Nach Angaben des Geschäftsführers der Deutschen Umwelthilfe, Jürgen Resch, schätzt die DPG Deutsche Pfandsystem GmbH die Kosten pro Einwegverpackung auf fünf bis zehn Cent. Danach dürften etwa Billigpreise von 19 Cent für 1,5-Liter-Wasserflaschen bei den Discountern wie Lidl und Aldi kaum zu halten sein. Trotzdem favorisieren die Billigmärkte auch beim neu geregelten Pfand die Einwegvariante.

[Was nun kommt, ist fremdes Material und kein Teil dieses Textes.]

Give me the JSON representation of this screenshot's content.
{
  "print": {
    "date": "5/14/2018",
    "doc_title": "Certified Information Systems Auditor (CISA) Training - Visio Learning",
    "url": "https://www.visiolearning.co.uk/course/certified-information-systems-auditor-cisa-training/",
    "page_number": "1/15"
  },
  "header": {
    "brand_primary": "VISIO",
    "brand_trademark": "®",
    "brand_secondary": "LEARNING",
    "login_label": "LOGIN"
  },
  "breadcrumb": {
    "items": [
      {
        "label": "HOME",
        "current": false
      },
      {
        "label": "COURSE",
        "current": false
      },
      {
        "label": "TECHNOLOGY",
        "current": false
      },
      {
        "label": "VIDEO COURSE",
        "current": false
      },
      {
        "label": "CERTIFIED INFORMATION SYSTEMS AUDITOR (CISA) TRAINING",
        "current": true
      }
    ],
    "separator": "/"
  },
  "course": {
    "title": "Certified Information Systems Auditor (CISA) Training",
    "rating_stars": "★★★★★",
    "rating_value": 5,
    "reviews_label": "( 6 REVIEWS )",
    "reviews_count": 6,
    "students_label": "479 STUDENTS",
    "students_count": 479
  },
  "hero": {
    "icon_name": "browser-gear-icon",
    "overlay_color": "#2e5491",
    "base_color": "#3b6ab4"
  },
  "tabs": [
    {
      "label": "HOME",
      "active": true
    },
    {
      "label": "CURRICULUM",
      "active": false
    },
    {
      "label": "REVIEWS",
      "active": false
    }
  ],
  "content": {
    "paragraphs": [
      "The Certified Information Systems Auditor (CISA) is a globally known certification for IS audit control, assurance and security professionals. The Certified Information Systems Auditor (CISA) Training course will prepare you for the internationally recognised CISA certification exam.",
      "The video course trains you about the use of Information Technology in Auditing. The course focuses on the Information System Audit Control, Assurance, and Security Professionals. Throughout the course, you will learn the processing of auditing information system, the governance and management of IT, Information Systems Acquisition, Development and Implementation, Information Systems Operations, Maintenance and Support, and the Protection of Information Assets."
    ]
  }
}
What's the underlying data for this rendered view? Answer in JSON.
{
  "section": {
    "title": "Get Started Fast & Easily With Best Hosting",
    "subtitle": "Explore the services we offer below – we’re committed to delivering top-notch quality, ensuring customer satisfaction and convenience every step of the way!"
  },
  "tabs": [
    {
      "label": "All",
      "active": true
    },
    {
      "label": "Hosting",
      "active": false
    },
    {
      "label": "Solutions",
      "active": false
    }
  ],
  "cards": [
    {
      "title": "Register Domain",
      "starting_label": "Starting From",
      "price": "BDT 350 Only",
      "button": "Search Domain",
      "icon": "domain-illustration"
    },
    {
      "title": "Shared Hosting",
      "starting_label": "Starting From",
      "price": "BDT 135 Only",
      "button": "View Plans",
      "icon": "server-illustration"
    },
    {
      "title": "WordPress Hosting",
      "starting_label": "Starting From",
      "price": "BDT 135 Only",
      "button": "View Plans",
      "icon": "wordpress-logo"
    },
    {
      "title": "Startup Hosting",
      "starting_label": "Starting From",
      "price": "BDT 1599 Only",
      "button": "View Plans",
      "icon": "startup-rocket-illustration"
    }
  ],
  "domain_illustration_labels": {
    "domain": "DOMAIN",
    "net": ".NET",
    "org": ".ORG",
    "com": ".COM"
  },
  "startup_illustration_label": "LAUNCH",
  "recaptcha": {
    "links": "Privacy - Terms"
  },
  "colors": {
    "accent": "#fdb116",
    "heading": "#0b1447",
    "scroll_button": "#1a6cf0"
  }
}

Wie Lidl und Aldi investiert Rewe (Minimal, Toom) für seine Penny-Märkte in neue Rücknahmeautomaten. „Wir bestücken alle 2000 Geschäfte mit Geräten“, sagte Rewe-Sprecher Andreas Krämer dem Tagesspiegel. „Das kostet rund 63 Millionen Euro.“ Am 2. Mai sollen die Automaten flächendeckend in Betrieb gehen.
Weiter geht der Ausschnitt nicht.